After recent prolonged heavy rain, the pitch here was in remarkably good condition, looking firm and did not cut up as the game progressed. On a dull, dank afternoon with intermittent rain during the first half, this was a very entertaining game, which the home side surprisingly dominated throughout - even if the scoreline did not always reflect this. With just two minutes on the clock, the home side should have taken the lead, when Nathan Korangteng saw his shot from an angle parried and Cliff Akurang saw his shot somehow parried wide although the keeper really should not have been given the chance. It was against the run of play when the visitors took the lead, Harry Elmes cutting in from the left wing and pulled the ball back from the byline, allowing Jason Hallett an easy tap home from a central position. Their lead was to last barely a minute though. Korangteng dribbled around the edge of the area but then suddenly fired in a fabulous shot into the top corner, giving the keeper no chance.
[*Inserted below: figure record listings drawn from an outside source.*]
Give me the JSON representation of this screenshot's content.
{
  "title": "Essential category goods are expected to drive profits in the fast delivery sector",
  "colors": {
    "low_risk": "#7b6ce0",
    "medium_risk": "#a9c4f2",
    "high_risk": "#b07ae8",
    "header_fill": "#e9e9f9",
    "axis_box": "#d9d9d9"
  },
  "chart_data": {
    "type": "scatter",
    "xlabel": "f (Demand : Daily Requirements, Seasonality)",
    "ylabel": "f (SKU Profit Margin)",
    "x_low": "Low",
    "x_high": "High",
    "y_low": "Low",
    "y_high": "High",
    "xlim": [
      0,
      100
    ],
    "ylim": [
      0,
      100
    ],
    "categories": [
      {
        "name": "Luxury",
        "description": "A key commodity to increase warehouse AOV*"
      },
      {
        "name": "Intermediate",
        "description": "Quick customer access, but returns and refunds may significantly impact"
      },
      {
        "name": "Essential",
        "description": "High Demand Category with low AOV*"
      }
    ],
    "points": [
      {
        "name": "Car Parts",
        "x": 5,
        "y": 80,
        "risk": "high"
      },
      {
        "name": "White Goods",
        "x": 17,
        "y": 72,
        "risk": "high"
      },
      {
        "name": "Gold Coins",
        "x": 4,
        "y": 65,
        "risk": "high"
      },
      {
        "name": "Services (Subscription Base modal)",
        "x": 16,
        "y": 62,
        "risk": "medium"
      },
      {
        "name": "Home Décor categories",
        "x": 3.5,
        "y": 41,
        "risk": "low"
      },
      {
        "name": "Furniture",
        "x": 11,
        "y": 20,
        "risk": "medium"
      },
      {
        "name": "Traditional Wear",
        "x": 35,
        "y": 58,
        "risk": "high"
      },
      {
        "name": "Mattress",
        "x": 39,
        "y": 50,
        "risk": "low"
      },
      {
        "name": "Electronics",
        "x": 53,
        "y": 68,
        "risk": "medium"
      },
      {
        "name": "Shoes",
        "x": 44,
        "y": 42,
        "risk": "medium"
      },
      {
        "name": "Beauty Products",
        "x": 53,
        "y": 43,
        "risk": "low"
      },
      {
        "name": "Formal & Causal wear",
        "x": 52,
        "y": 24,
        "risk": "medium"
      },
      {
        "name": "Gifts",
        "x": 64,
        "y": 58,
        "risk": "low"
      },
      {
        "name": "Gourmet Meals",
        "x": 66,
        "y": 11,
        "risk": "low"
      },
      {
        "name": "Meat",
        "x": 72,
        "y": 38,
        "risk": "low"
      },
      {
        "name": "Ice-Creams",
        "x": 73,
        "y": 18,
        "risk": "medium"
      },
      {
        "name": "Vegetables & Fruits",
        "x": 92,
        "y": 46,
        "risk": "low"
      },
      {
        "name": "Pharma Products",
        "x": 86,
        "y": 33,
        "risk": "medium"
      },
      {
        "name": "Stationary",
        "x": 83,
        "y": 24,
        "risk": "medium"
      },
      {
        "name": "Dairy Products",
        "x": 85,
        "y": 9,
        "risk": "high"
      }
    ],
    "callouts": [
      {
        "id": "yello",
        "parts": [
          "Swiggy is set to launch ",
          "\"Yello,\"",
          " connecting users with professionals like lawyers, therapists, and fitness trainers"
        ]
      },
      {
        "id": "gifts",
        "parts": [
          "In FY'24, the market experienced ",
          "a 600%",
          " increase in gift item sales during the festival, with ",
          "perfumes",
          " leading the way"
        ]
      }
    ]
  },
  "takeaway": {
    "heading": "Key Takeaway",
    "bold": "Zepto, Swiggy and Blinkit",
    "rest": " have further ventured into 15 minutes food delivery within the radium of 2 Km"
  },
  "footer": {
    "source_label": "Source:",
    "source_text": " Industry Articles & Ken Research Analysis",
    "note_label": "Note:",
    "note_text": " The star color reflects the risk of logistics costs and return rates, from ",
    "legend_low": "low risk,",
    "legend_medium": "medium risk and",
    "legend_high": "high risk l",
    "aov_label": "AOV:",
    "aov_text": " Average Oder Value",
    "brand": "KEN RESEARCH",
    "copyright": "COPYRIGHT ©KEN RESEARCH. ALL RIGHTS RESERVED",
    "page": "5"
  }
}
They went into the lead on 25 minutes, when Tunde Andewumni gained possession of the ball after a mix up between visiting defenders, and he strode forward before placing a lovely low curling shot just inside the far post. It was a deserved lead, but Waltham Abbey levelled the scores four minutes before half time. Elmes crossed the ball from the right and Jon Docker hit a shot on the turn at the edge of the area that, although was not cleanly struck, still found its way inside the near post.
So after an entertaining first half which saw Maldon and Tiptree surprisingly dominant, but one would imagine that Waltham Abbey would improve in the second half. That certainly did not happen though, as the home side deservedly went back into the lead on 55 minutes. Adewunmi got on the end of the low long ball forward, and after trying to dribble around the keeper, who had come out of his area to meet the ball, Adewunmi passed the ball to Cliff Akurang, who lobbed the ball into the net via the underside of the bar. Maldon and Tiptree sealed the three points on 70 minutes when Koranteng chased a long ball towards the corner flag, just beating the keeper who yet again was too easily tempted away from his goal, before passing into the centre and Adewunmi just managed to beat a defender to apply the finishing touch into the unguarded net. That pretty much killed the game, as Maldon and Tiptree looked comfortable holding onto their lead and Waltham Abbey never looking likely to threaten to pull a goal back. This was a very entertaining game of football though, and it was a shame that so few people were there to witness it. On the evidence of today, with their pace and guile up front, it would appear that Maldon and Tiptree are in something of a false position in the table, and should climb the table in the coming weeks, whilst presumably this was just something of a bad day at the office for Waltham Abbey.